Ah oui, la Russie veut aussi « affamer le monde » !

En tant que président tournant du Conseil de sécurité des Nations unies, les États-Unis ont convoqué le 18 mai une conférence spéciale sur la sécurité alimentaire. Vu l’extension de la faim dans le monde, elle aurait dû être consacrée au lancement d’un programme d’urgence pour accroître la production alimentaire et approvisionner au plus vite les zones les plus menacées. Cela pourrait se faire assez rapidement et efficacement, comme le soulignent des experts du Programme alimentaire mondial et de la FAO.

Au lieu de cela, le secrétaire d’État américain Antony Blinken s’est livré à une diatribe contre la Russie : c’est elle qui est responsable, selon lui, de l’insécurité alimentaire dans le monde entier, elle qui vole des stocks de nourriture en Ukraine, utilise la nourriture comme une arme contre la population civile, etc. En revanche, toujours selon lui, la politique et les sanctions occidentales contre la Russie n’y sont pour rien. Son homologue allemande, Annalena Baerbock, coorganisatrice de l’événement, a entonné la même chanson, accusant Moscou de faire la guerre non seulement avec « des chars, des missiles et des bombes », mais aussi avec « la faim et la privation » qui frappent les plus pauvres du monde.

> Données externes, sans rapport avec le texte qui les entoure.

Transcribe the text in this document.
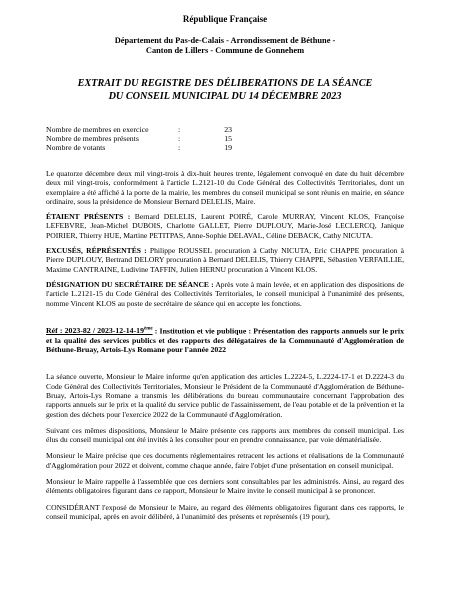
République Française
Département du Pas-de-Calais - Arrondissement de Béthune -
Canton de Lillers - Commune de Gonnehem
EXTRAIT DU REGISTRE DES DÉLIBERATIONS DE LA SÉANCE
DU CONSEIL MUNICIPAL DU 14 DÉCEMBRE 2023
Nombre de membres en exercice	:	23
Nombre de membres présents	:	15
Nombre de votants	:	19

Le quatorze décembre deux mil vingt-trois à dix-huit heures trente, légalement convoqué en date du huit décembre deux mil vingt-trois, conformément à l'article L.2121-10 du Code Général des Collectivités Territoriales, dont un exemplaire a été affiché à la porte de la mairie, les membres du conseil municipal se sont réunis en mairie, en séance ordinaire, sous la présidence de Monsieur Bernard DELELIS, Maire.

ÉTAIENT PRÉSENTS : Bernard DELELIS, Laurent POIRÉ, Carole MURRAY, Vincent KLOS, Françoise LEFEBVRE, Jean-Michel DUBOIS, Charlotte GALLET, Pierre DUPLOUY, Marie-José LECLERCQ, Janique POIRIER, Thierry HUE, Martine PETITPAS, Anne-Sophie DELAVAL, Céline DEBACK, Cathy NICUTA.

EXCUSÉS, RÉPRÉSENTÉS : Philippe ROUSSEL procuration à Cathy NICUTA, Eric CHAPPE procuration à Pierre DUPLOUY, Bertrand DELORY procuration à Bernard DELELIS, Thierry CHAPPE, Sébastien VERFAILLIE, Maxime CANTRAINE, Ludivine TAFFIN, Julien HERNU procuration à Vincent KLOS.

DÉSIGNATION DU SECRÉTAIRE DE SÉANCE : Après vote à main levée, et en application des dispositions de l'article L.2121-15 du Code Général des Collectivités Territoriales, le conseil municipal à l'unanimité des présents, nomme Vincent KLOS au poste de secrétaire de séance qui en accepte les fonctions.

Réf : 2023-82 / 2023-12-14-19ème : Institution et vie publique : Présentation des rapports annuels sur le prix et la qualité des services publics et des rapports des délégataires de la Communauté d'Agglomération de Béthune-Bruay, Artois-Lys Romane pour l'année 2022

La séance ouverte, Monsieur le Maire informe qu'en application des articles L.2224-5, L.2224-17-1 et D.2224-3 du Code Général des Collectivités Territoriales, Monsieur le Président de la Communauté d'Agglomération de Béthune-Bruay, Artois-Lys Romane a transmis les délibérations du bureau communautaire concernant l'approbation des rapports annuels sur le prix et la qualité du service public de l'assainissement, de l'eau potable et de la prévention et la gestion des déchets pour l'exercice 2022 de la Communauté d'Agglomération.

Suivant ces mêmes dispositions, Monsieur le Maire présente ces rapports aux membres du conseil municipal. Les élus du conseil municipal ont été invités à les consulter pour en prendre connaissance, par voie dématérialisée.

Monsieur le Maire précise que ces documents réglementaires retracent les actions et réalisations de la Communauté d'Agglomération pour 2022 et doivent, comme chaque année, faire l'objet d'une présentation en conseil municipal.

Monsieur le Maire rappelle à l'assemblée que ces derniers sont consultables par les administrés. Ainsi, au regard des éléments obligatoires figurant dans ce rapport, Monsieur le Maire invite le conseil municipal à se prononcer.

CONSIDÉRANT l'exposé de Monsieur le Maire, au regard des éléments obligatoires figurant dans ces rapports, le conseil municipal, après en avoir délibéré, à l'unanimité des présents et représentés (19 pour),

S’il ne fait aucun doute que la guerre en Ukraine réduit considérablement la production et les exportations de céréales et d’engrais, elle n’est pas la cause essentielle de la grave crise alimentaire (dont nous avons régulièrement couvert l’évolution) qui sévit dans le monde. En avril 2020, le directeur général du PAM, David Beasley, mettait déjà en garde contre des famines « d’ampleur biblique » (voir AS 18, 20 / 20). En plus de la pandémie de COVID et de la flambée des prix de l’énergie, l’Union européenne et les États-Unis poursuivent des « green deals » qui imposent explicitement de réduire la production alimentaire et pénalisent les méthodes agricoles productives, tout en acculant à la faillite les exploitants familiaux et indépendants au profit des cartels, et en soutenant l’utilisation à grande échelle des céréales pour produire du biocarburant. Sans parler de la flambée des coûts de l’énergie due à la diabolisation des émissions de carbone.

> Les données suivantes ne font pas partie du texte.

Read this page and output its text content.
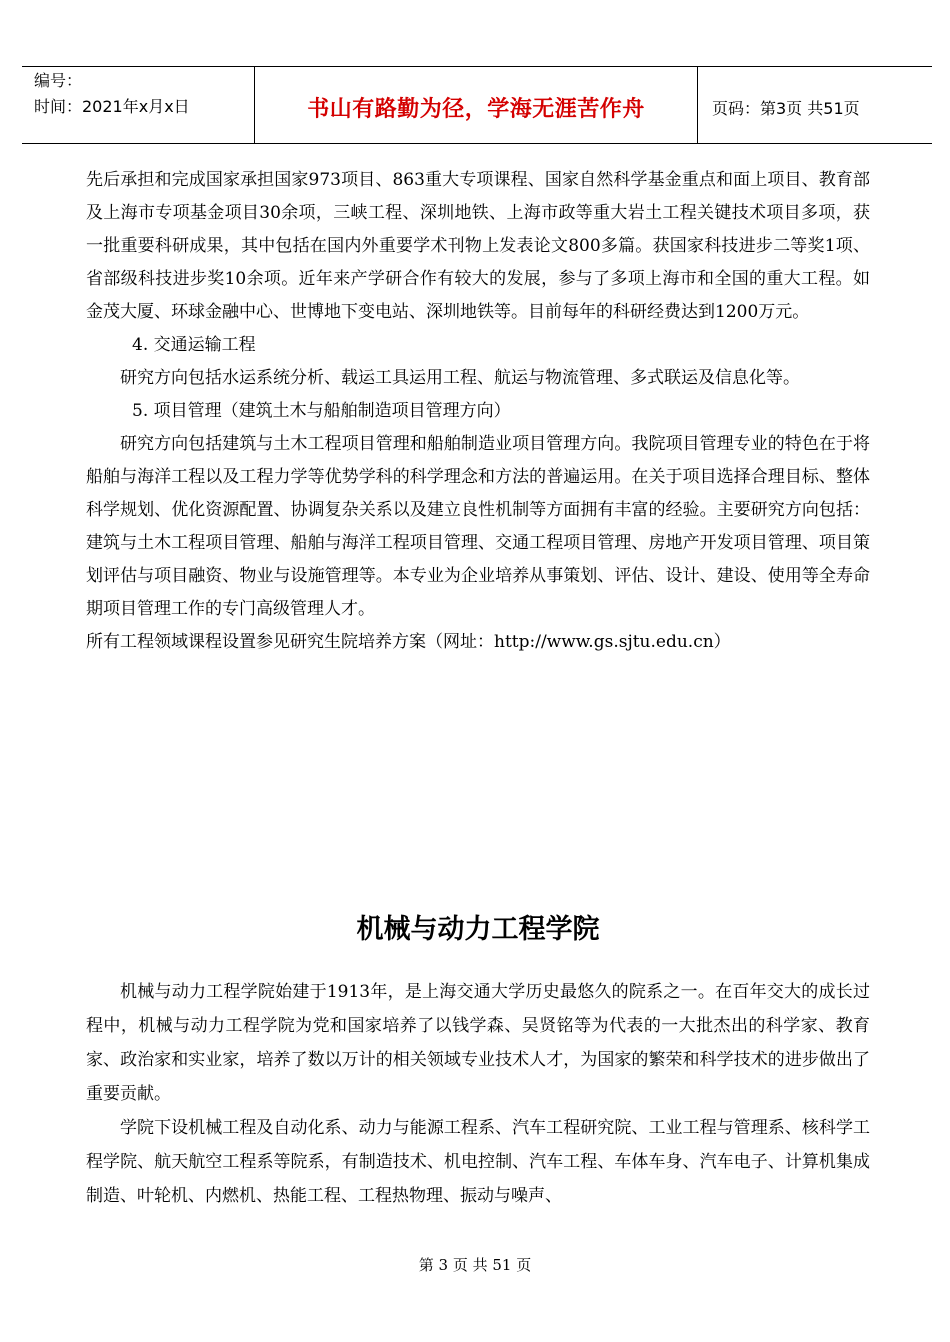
编号：
时间：2021年x月x日	书山有路勤为径，学海无涯苦作舟	页码：第3页 共51页

先后承担和完成国家承担国家973项目、863重大专项课程、国家自然科学基金重点和面上项目、教育部及上海市专项基金项目30余项，三峡工程、深圳地铁、上海市政等重大岩土工程关键技术项目多项，获一批重要科研成果，其中包括在国内外重要学术刊物上发表论文800多篇。获国家科技进步二等奖1项、省部级科技进步奖10余项。近年来产学研合作有较大的发展，参与了多项上海市和全国的重大工程。如金茂大厦、环球金融中心、世博地下变电站、深圳地铁等。目前每年的科研经费达到1200万元。

4. 交通运输工程

研究方向包括水运系统分析、载运工具运用工程、航运与物流管理、多式联运及信息化等。

5. 项目管理（建筑土木与船舶制造项目管理方向）

研究方向包括建筑与土木工程项目管理和船舶制造业项目管理方向。我院项目管理专业的特色在于将船舶与海洋工程以及工程力学等优势学科的科学理念和方法的普遍运用。在关于项目选择合理目标、整体科学规划、优化资源配置、协调复杂关系以及建立良性机制等方面拥有丰富的经验。主要研究方向包括：建筑与土木工程项目管理、船舶与海洋工程项目管理、交通工程项目管理、房地产开发项目管理、项目策划评估与项目融资、物业与设施管理等。本专业为企业培养从事策划、评估、设计、建设、使用等全寿命期项目管理工作的专门高级管理人才。

所有工程领域课程设置参见研究生院培养方案（网址：http://www.gs.sjtu.edu.cn）

机械与动力工程学院

机械与动力工程学院始建于1913年，是上海交通大学历史最悠久的院系之一。在百年交大的成长过程中，机械与动力工程学院为党和国家培养了以钱学森、吴贤铭等为代表的一大批杰出的科学家、教育家、政治家和实业家，培养了数以万计的相关领域专业技术人才，为国家的繁荣和科学技术的进步做出了重要贡献。

学院下设机械工程及自动化系、动力与能源工程系、汽车工程研究院、工业工程与管理系、核科学工程学院、航天航空工程系等院系，有制造技术、机电控制、汽车工程、车体车身、汽车电子、计算机集成制造、叶轮机、内燃机、热能工程、工程热物理、振动与噪声、

第 3 页 共 51 页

Quant à la situation en Ukraine même, Tony Blinken et Annalena Baerbock ont tous deux accusé la Russie de bloquer l’exportation de céréales et d’autres marchandises vers les marchés mondiaux. Or, même The Economist de Londres a dû reconnaître, dans sa dernière édition, que les Ukrainiens avaient miné les ports de la mer Noire, dont Odessa, empêchant les navires d’y entrer ou d’en sortir. Cela fait partie de la guerre, malheureusement. Il faut donc trouver d’autres options.

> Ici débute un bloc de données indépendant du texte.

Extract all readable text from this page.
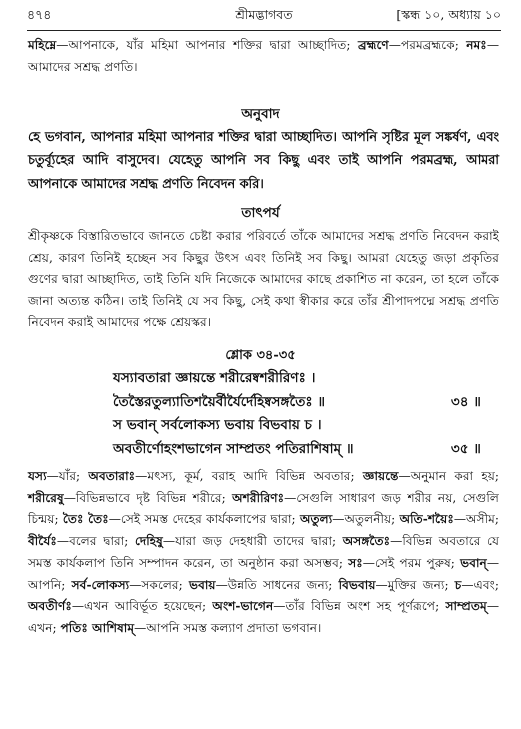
৪৭৪	শ্রীমদ্ভাগবত	[স্কন্ধ ১০, অধ্যায় ১০

মহিম্নে—আপনাকে, যাঁর মহিমা আপনার শক্তির দ্বারা আচ্ছাদিত; ব্রহ্মণে—পরমব্রহ্মকে; নমঃ—আমাদের সশ্রদ্ধ প্রণতি।

অনুবাদ

হে ভগবান, আপনার মহিমা আপনার শক্তির দ্বারা আচ্ছাদিত। আপনি সৃষ্টির মূল সঙ্কর্ষণ, এবং চতুর্ব্যূহের আদি বাসুদেব। যেহেতু আপনি সব কিছু এবং তাই আপনি পরমব্রহ্ম, আমরা আপনাকে আমাদের সশ্রদ্ধ প্রণতি নিবেদন করি।

তাৎপর্য

শ্রীকৃষ্ণকে বিস্তারিতভাবে জানতে চেষ্টা করার পরিবর্তে তাঁকে আমাদের সশ্রদ্ধ প্রণতি নিবেদন করাই শ্রেয়, কারণ তিনিই হচ্ছেন সব কিছুর উৎস এবং তিনিই সব কিছু। আমরা যেহেতু জড়া প্রকৃতির গুণের দ্বারা আচ্ছাদিত, তাই তিনি যদি নিজেকে আমাদের কাছে প্রকাশিত না করেন, তা হলে তাঁকে জানা অত্যন্ত কঠিন। তাই তিনিই যে সব কিছু, সেই কথা স্বীকার করে তাঁর শ্রীপাদপদ্মে সশ্রদ্ধ প্রণতি নিবেদন করাই আমাদের পক্ষে শ্রেয়স্কর।

শ্লোক ৩৪-৩৫
যস্যাবতারা জ্ঞায়ন্তে শরীরেষ্বশরীরিণঃ ।
তৈস্তৈরতুল্যাতিশয়ৈর্বীর্যৈর্দেহিষ্বসঙ্গতৈঃ ॥	৩৪ ॥
স ভবান্ সর্বলোকস্য ভবায় বিভবায় চ ।
অবতীর্ণোহংশভাগেন সাম্প্রতং পতিরাশিষাম্ ॥	৩৫ ॥

যস্য—যাঁর; অবতারাঃ—মৎস্য, কূর্ম, বরাহ আদি বিভিন্ন অবতার; জ্ঞায়ন্তে—অনুমান করা হয়; শরীরেষু—বিভিন্নভাবে দৃষ্ট বিভিন্ন শরীরে; অশরীরিণঃ—সেগুলি সাধারণ জড় শরীর নয়, সেগুলি চিন্ময়; তৈঃ তৈঃ—সেই সমস্ত দেহের কার্যকলাপের দ্বারা; অতুল্য—অতুলনীয়; অতি-শয়ৈঃ—অসীম; বীর্যৈঃ—বলের দ্বারা; দেহিষু—যারা জড় দেহধারী তাদের দ্বারা; অসঙ্গতৈঃ—বিভিন্ন অবতারে যে সমস্ত কার্যকলাপ তিনি সম্পাদন করেন, তা অনুষ্ঠান করা অসম্ভব; সঃ—সেই পরম পুরুষ; ভবান্—আপনি; সর্ব-লোকস্য—সকলের; ভবায়—উন্নতি সাধনের জন্য; বিভবায়—মুক্তির জন্য; চ—এবং; অবতীর্ণঃ—এখন আবির্ভূত হয়েছেন; অংশ-ভাগেন—তাঁর বিভিন্ন অংশ সহ পূর্ণরূপে; সাম্প্রতম্—এখন; পতিঃ আশিষাম্—আপনি সমস্ত কল্যাণ প্রদাতা ভগবান।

Le représentant permanent de la Russie à l’ONU, Vassily Nebenzia, n’a pas manqué de riposter aux accusations. En réalité, a-t-il affirmé, c’est la détermination des États-Unis et de l’Occident à « briser la colonne vertébrale » de l’économie russe par des sanctions qui aggrave la famine dans les pays en développement, en plus de nuire à leurs propres économies occidentales. Il a également dénoncé la « transition vers l’énergie verte » imposée au monde entier « à la place d’une transition énergétique en douceur, mûrement réfléchie, sans parler de la politisation pure et simple de la coopération énergétique par certains États ».